Vistos los autos: "Arana, Juan Carlos s/ excarcelación".

Considerando:

1º) Que la Cámara Federal de Apelaciones de Rosario confirmó la resolución de primera instancia que no había hecho lugar a la excarcelación de Juan Carlos Arana. Contra esa decisión la defensa del procesado dedujo el recurso extraordinario, que fue concedido.
2º) Que el a quo consideró que el supuesto de libertad provisional que prevé el art. 379, inc. 6º, del Código de 3º) Que en el escrito de apelación federal la defensa alega que el a quo ha efectuado una errónea interpretación de los arts. 379, inc. 6º, y 701 del Código de Procedimientos en Materia Penal, que sería violatoria de los artículos 18 de la Constitución Nacional y 7º, inc. 5º, de la Convención Americana sobre Derechos Humanos.
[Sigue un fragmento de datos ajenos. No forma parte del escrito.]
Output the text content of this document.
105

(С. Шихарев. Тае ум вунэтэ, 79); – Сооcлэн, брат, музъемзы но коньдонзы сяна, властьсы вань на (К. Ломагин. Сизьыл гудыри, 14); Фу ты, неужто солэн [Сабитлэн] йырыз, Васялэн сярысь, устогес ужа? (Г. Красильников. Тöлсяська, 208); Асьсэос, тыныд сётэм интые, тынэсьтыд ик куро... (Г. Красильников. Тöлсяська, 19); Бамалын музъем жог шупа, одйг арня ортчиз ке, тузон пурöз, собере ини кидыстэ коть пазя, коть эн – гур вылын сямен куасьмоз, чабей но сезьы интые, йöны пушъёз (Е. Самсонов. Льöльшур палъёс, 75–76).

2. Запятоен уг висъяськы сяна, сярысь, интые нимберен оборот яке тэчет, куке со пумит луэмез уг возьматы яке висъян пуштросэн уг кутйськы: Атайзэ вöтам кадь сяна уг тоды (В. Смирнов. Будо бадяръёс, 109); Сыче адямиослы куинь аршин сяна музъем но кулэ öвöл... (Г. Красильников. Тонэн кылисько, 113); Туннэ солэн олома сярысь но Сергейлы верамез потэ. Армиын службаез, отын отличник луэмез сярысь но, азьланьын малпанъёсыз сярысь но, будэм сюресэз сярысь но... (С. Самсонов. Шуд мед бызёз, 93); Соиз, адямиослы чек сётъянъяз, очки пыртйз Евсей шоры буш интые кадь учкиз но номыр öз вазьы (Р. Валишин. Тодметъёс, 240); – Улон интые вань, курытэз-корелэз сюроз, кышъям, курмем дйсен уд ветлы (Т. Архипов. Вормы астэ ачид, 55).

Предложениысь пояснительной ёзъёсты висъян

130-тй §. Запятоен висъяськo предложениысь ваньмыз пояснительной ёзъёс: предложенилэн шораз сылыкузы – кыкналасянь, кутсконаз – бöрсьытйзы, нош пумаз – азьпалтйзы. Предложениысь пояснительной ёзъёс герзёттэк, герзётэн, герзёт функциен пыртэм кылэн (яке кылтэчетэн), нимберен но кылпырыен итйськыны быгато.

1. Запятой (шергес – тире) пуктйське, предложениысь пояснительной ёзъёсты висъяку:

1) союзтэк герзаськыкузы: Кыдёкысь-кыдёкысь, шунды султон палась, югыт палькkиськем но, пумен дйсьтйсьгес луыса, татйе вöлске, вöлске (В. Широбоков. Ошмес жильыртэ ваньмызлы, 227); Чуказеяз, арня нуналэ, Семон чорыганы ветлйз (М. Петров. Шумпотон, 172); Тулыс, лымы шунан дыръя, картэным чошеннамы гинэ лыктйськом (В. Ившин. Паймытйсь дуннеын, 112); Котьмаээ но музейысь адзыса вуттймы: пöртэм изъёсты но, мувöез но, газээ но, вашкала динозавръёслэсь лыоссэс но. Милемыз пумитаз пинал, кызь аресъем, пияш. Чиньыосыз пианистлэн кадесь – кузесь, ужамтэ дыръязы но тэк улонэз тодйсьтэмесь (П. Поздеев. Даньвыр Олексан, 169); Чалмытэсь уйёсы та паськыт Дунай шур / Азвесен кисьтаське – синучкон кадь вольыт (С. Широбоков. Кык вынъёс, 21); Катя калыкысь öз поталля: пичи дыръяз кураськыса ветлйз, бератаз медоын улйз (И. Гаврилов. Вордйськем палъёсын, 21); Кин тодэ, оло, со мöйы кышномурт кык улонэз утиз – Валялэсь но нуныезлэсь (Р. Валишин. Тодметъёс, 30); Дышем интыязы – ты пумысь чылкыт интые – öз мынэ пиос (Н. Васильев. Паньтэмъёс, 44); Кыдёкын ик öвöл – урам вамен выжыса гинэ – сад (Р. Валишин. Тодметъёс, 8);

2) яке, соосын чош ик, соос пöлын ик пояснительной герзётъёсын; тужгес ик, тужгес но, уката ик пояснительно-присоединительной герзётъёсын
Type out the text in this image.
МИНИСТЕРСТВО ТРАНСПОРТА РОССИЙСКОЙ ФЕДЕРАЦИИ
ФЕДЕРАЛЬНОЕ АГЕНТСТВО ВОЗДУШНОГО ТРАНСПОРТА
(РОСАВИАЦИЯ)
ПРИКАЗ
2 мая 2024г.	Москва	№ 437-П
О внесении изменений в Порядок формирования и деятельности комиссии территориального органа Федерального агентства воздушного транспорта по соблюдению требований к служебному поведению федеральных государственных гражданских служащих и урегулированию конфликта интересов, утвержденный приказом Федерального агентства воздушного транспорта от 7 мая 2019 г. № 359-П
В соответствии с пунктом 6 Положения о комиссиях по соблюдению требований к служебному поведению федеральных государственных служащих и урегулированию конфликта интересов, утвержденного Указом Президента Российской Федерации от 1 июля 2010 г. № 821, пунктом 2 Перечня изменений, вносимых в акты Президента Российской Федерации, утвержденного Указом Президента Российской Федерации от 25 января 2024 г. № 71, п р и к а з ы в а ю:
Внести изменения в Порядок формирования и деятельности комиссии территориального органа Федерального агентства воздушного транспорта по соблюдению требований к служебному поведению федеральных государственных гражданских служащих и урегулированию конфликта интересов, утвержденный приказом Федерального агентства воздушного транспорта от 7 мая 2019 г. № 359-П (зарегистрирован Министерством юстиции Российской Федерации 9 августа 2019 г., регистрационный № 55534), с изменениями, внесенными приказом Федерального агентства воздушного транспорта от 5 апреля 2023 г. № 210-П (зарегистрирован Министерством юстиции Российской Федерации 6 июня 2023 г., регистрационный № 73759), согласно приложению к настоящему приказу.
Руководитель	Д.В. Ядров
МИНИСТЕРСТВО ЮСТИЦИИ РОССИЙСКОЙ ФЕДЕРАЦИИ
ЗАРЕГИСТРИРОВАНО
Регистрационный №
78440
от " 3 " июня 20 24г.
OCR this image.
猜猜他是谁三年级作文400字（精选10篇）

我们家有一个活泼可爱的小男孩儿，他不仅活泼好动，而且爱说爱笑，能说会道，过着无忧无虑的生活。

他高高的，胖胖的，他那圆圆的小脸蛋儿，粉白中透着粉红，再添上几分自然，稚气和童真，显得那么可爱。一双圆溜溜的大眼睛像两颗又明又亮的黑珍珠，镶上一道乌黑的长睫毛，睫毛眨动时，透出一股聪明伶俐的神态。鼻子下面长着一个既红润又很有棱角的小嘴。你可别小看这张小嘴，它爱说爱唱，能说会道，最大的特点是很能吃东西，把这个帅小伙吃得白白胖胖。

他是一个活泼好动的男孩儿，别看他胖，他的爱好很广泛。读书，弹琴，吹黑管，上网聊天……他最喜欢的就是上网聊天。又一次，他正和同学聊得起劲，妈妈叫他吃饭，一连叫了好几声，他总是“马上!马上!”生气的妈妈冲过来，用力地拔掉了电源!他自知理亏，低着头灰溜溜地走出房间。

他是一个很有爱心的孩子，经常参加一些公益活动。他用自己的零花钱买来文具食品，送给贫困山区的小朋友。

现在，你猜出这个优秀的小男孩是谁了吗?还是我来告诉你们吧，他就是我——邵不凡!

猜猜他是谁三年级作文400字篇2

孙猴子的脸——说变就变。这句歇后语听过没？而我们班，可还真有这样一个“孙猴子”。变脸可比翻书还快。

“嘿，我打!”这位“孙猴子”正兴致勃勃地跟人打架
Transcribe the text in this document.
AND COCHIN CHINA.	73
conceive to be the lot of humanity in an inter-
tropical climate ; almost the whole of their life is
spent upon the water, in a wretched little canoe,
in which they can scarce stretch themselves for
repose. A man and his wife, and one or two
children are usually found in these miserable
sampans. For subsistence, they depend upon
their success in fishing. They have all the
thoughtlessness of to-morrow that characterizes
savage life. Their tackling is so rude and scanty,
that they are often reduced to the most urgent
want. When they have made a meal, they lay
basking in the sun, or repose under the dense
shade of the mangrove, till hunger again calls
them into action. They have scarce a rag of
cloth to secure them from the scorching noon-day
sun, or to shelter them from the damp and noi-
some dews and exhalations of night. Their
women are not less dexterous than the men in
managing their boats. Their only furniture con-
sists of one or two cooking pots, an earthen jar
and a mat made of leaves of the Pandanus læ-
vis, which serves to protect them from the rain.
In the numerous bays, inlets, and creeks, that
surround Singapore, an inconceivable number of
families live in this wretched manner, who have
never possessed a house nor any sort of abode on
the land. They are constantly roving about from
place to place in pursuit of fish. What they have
Aduce que la concesión de la libertad caucionada se impone obligatoriamente cuando se han cumplido los dos años de detención, sin que corresponda descontar demoras por diligencias procesales ajenas a la actividad del juzgado. Añade que, dado que en dicha legislación procesal, el otorgamiento de la libertad bajo caución se impone obligatoriamente cumplido aquel plazo de detención, resulta inaplicable la jurisprudencia del Tribunal Europeo de Derechos Humanos citada en la resolución impugnada, dado que no deriva de la interpretación del art. 379, inc. 6º, del citado código. Invoca la existencia de un supuesto de gravedad institucional.
4º) Que el remedio federal es procedente en la medida en que en la causa se ha puesto en cuestión la inteligencia asignable al art. 7º, inc. 5º, de la Convención Americana sobre Derechos Humanos, y la decisión ha sido contraria al derecho en que el apelante funda sus agravios.
5º) Que ante la entrada en vigencia de la ley 24.390, que reglamentó el art. 7º, inc. 5º, de la Convención Americana sobre Derechos Humanos, el tribunal anterior en grado dio vista a las partes para que se pronunciaran sobre la aplicación de aquella ley al caso de autos (fs. 66).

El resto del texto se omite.